Es bleibt ein zähes Ringen, ob es Schalke bis zum Ende des Transferfensters gelingt, diese Großverdiener von der Gehaltsliste zu bekommen. Weitere Transfererlöse sind dringend notwendig, um sich finanziell weiterhin Luft zu verschaffen.

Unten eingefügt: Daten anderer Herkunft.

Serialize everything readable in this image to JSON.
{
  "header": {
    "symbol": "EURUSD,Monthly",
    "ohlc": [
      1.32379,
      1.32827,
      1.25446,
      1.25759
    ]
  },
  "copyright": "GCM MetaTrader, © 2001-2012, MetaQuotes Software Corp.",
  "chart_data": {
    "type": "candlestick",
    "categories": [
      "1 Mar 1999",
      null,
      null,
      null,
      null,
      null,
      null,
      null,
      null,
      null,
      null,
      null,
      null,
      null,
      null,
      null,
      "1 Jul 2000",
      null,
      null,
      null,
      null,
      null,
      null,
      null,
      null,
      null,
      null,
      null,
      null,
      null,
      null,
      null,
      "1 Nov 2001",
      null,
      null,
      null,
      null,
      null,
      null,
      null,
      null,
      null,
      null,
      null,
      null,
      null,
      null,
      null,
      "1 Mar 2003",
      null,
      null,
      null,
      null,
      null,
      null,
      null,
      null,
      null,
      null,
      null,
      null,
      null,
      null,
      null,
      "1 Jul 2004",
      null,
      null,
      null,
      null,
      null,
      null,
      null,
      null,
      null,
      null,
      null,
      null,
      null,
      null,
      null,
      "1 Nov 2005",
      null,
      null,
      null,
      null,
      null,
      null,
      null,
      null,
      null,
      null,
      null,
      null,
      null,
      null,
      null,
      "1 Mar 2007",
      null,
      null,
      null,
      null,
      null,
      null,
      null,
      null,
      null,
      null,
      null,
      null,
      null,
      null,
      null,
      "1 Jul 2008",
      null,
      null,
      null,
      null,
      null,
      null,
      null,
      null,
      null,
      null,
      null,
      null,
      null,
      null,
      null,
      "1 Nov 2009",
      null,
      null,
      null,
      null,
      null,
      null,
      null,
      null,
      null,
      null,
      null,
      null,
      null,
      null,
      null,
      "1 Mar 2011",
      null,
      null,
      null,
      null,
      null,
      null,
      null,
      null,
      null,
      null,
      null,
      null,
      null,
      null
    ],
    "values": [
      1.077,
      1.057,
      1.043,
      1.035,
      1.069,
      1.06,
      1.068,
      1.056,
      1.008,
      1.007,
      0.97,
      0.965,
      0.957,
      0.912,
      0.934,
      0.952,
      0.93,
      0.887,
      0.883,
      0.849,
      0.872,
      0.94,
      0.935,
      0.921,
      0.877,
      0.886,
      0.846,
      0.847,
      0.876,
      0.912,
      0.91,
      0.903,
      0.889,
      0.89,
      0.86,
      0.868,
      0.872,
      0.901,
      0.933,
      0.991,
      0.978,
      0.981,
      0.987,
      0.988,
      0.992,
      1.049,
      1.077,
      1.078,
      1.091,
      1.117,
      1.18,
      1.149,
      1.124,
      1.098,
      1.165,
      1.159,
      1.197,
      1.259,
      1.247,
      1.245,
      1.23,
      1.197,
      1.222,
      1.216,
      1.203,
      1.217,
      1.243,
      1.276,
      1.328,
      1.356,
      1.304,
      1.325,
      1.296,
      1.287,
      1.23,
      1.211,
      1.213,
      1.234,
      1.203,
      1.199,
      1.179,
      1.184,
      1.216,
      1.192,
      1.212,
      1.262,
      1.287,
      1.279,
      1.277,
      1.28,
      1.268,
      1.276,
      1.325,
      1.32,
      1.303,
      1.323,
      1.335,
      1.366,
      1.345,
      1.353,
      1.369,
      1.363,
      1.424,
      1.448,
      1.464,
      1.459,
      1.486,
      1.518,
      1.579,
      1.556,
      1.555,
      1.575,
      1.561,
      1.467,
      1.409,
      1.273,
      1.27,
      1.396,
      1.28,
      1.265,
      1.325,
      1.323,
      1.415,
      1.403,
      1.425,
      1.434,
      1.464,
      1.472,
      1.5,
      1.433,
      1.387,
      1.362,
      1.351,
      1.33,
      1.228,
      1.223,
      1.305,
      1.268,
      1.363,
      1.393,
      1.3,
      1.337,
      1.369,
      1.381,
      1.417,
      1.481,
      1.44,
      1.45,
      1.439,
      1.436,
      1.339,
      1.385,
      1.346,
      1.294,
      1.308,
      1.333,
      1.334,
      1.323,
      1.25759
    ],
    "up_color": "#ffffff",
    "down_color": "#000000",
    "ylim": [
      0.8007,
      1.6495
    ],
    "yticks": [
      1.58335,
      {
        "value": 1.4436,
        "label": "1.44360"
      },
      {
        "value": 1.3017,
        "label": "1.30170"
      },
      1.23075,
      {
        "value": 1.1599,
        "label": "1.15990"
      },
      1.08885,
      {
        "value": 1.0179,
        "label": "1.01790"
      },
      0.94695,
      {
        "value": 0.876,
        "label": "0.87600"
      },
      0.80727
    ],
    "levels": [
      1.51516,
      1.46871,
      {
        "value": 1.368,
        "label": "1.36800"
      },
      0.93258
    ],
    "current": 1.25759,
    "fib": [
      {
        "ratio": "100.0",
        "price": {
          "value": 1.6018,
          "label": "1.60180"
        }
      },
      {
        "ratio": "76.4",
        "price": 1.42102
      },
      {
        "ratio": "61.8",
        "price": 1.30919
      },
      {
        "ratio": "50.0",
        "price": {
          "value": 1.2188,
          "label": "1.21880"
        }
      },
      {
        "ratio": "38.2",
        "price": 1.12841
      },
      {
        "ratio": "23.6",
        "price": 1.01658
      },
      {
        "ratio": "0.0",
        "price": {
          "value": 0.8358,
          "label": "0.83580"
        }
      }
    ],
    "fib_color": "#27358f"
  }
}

Der nun in trockenen Tüchern befindliche Wechsel des bisher ausgeliehenen Bernard Tekpetey hilft nur ein kleines Stück weiter. Der Stürmer war im vergangenen Sommer für zwei Jahre an den bulgarischen Erstligisten Ludogorets Razgrad ausgeliehen worden, jetzt haben sich die Schalker mit dem bulgarischen Meister auf einen endgültigen Transfer des 23-Jährigen geeinigt. Tekpeteys Vertrag auf Schalke lief ursprünglich bis 2023.

Abschied vom eSport

„Für beide Seiten ergibt diese Entscheidung sehr viel Sinn“, sagt Schalkes Sportdirektor Rouven Schröder. Tekpetey habe „bei Ludogorets Razgrad sein sportliches Glück gefunden und direkt im ersten Jahr die nationale Meisterschaft feiern dürfen. Dass wir den endgültigen Wechsel schon jetzt vollziehen konnten, tut uns wiederum wirtschaftlich gut.“

Um ganz andere Summen als die knappe Million, die Schalke als Ablösesumme für Tekpetey kassiert, ging es wie erwartet beim Verkauf des Startplatzes in der europäischen League-of-Legends-Liga LEC an die eSport-Organisation „BDS“ aus der Schweiz.

Finanznot etwas gelindert

26,5 Millionen Euro kassierte Schalke, um seine Finanznot zu lindern. Marketing-Chef Alexander Jobst hatte auf der Mitgliederversammlung angekündigt, dass Schalke in dieser Hinsicht keine Wahl bleibt.

Mit dem Abstieg aus der Bundesliga geben die Schalker nun den wirtschaftlichen Aspekten den Vorzug und wenden sich vom zukunftsträchtigen und boomenden eSport ab. Eine Steigerung des Wertes von acht auf 26,5 Millionen zeigt das sehr deutlich.